Here's where you might excuse me for wanting to put on a tin-foil hat. EpochAI quietly re-issued their paper in late December, with one line in a footer on the first page acknowledging OpenAI’s support for the FrontierMath project. Not only did OpenAI provide financial support, but it turns out that, unbeknownst to the mathematicians designing the tests, the company had access to the FrontierMath dataset. EpochAI quickly pointed out that OpenAI didn’t get all the test questions, there was still a ‘holdout’ dataset of questions known only to EpochAI’s team. Also, both organizations insist that OpenAI did not train ChatGPT o3 on the data it had access to, although EpochAI has launched an investigation.
What do we make of this?

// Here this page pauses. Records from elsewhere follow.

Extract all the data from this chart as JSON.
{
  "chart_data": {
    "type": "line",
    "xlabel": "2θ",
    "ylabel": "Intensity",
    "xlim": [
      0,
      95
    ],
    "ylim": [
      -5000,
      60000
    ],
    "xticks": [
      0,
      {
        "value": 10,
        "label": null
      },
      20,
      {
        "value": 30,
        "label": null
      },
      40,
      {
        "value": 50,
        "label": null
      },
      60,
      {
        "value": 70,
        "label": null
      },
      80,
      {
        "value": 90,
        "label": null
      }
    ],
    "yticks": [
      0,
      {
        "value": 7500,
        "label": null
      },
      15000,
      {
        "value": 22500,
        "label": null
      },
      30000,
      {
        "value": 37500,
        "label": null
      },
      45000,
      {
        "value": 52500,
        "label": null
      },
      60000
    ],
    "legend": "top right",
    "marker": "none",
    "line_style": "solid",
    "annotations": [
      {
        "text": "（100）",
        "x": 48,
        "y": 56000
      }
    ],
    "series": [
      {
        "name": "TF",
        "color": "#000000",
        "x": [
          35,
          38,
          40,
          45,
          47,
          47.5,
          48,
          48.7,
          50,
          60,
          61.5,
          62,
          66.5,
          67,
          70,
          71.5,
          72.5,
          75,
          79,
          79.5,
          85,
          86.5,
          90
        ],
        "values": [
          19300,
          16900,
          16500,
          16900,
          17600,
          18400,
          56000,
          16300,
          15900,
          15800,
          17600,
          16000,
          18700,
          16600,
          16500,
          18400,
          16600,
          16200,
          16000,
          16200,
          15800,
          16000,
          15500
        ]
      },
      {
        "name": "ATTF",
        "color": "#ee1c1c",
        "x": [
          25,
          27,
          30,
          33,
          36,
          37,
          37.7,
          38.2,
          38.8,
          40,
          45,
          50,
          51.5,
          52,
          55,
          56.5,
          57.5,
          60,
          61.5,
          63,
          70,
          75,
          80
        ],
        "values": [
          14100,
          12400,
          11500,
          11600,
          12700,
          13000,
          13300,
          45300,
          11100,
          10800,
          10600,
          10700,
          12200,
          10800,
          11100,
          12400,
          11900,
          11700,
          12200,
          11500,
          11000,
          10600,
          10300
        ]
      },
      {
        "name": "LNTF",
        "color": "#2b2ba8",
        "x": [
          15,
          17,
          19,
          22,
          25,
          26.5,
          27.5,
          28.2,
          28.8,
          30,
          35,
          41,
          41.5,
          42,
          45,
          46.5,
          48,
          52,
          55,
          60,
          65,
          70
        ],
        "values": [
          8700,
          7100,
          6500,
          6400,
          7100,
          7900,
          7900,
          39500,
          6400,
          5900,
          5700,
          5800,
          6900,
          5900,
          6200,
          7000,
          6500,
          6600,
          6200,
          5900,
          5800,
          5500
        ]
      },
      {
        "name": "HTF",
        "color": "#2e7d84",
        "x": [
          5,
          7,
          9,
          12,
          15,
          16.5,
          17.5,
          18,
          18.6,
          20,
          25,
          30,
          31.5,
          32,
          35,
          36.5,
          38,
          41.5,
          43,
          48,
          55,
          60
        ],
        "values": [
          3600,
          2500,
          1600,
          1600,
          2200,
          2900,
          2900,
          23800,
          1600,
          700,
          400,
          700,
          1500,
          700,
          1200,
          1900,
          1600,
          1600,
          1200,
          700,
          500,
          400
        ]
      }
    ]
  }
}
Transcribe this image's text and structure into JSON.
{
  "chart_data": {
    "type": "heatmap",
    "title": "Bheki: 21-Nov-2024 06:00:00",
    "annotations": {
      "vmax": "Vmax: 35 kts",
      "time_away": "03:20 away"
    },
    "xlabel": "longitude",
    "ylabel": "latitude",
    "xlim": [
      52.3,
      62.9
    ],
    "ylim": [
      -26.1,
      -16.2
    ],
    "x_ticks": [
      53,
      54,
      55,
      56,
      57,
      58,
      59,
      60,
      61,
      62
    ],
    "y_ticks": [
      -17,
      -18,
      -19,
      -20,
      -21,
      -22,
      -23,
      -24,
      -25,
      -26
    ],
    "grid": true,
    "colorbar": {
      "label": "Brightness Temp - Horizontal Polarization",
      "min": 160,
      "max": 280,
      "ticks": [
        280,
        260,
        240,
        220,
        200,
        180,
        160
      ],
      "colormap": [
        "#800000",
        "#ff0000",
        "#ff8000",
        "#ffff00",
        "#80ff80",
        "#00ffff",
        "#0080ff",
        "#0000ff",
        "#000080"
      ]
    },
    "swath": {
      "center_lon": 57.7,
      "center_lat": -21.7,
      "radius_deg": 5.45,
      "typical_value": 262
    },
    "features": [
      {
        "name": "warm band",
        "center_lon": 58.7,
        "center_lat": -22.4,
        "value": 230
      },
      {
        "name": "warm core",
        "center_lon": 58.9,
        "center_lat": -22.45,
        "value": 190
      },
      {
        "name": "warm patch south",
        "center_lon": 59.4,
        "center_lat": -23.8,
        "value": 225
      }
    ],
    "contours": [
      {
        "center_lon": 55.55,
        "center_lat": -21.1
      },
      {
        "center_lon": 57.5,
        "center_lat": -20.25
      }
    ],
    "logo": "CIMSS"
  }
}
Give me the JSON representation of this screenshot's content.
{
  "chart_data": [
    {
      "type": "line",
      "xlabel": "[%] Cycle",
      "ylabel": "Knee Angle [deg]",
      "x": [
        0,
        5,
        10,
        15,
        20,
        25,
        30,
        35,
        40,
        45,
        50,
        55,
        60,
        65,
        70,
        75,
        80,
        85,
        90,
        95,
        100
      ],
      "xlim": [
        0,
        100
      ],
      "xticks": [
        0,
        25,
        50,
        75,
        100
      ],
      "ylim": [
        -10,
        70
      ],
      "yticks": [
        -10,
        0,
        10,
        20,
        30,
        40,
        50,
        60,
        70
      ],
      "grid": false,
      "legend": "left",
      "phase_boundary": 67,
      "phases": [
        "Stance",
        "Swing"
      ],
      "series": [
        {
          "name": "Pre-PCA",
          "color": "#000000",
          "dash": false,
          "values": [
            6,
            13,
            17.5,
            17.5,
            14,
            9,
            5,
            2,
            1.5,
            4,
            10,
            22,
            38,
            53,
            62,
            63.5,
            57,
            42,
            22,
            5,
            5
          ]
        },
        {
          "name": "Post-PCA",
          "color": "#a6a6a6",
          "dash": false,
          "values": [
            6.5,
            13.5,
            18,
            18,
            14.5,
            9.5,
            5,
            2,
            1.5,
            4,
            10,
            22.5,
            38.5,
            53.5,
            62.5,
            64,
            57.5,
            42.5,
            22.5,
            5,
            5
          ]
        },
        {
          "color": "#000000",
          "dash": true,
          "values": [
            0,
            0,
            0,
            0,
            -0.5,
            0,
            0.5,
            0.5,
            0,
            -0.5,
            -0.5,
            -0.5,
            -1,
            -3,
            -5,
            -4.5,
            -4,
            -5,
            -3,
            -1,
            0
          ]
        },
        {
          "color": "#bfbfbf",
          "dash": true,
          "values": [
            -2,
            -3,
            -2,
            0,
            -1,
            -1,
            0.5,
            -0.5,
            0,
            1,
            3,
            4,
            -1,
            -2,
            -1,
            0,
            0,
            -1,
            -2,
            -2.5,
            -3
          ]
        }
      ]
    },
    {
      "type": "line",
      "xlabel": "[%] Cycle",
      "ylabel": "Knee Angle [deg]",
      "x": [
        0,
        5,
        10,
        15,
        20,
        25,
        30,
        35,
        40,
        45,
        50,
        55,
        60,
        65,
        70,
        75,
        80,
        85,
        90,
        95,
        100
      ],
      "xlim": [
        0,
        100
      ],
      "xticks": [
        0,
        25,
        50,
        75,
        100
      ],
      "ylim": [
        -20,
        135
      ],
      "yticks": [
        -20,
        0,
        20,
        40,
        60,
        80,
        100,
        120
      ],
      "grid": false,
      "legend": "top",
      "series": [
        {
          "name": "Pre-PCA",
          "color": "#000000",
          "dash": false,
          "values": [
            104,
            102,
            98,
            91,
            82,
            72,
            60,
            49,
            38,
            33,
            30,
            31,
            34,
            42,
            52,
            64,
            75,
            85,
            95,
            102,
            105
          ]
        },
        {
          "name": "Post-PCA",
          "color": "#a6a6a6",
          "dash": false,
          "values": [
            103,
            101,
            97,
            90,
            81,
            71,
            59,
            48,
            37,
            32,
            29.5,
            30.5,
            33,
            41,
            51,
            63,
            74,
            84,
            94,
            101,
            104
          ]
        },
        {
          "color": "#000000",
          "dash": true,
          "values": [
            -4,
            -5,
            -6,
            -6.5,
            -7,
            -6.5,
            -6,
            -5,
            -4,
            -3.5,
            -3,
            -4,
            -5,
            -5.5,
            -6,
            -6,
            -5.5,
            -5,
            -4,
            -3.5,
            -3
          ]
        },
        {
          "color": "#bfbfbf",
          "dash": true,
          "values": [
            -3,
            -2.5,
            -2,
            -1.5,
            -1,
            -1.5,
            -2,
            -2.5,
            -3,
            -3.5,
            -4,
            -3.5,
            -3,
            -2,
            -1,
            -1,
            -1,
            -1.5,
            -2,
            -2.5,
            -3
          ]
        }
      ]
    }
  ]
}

I’d say, given ChatGPT 4’s dismal results in the first round, it’s probable that OpenAI had not trained it on the test data. But I can’t help but be suspicious that the company might have tipped the scale a little bit for o3—I am very eager to see the results of the investigation and will continue to follow this story.
Waiting for Olivaw
We’ve seen that passing the Turing Test is at best an exercise in successful mimicry, and it probably doesn’t provide a meaningful measurement of intelligent behaviour. The FrontierMath story further tells us that generative AI systems can’t reason their way through unfamiliar problems in the way that humans can, and have not shown any ability to learn how to do that. Matching patterns of tokens, even at large scale, can look impressive but I’m not convinced that it is the right technical architecture to deliver true human-level intelligence. The term AI seems to me to be half-right. Artificial, yes; intelligent, no.
So, let’s drop AI and all its attendant anthropomorphism from our vocabulary. There are many other forms of technology, like machine learning, neural networks and deep learning systems, that can be useful now. Generative LLMs will eventually find their place but will have to overcome quite a few obstacles before they become seriously useful and trustworthy.
Will we ever meet R. Daneel Olivaw? I think Isaac Asimov was on to something, and his estimate of almost three millennia sounds pretty much right to me.
[1] Watson’s opponent was the show’s highest-earning human winner at the time, Ken Jennings. He is now the host of Jeopardy!
Good perspective Feite. Was just reading about China’s DeepSeek. The ground continues to shift.
Very interesting and also reassuring....human intelligence still able to win.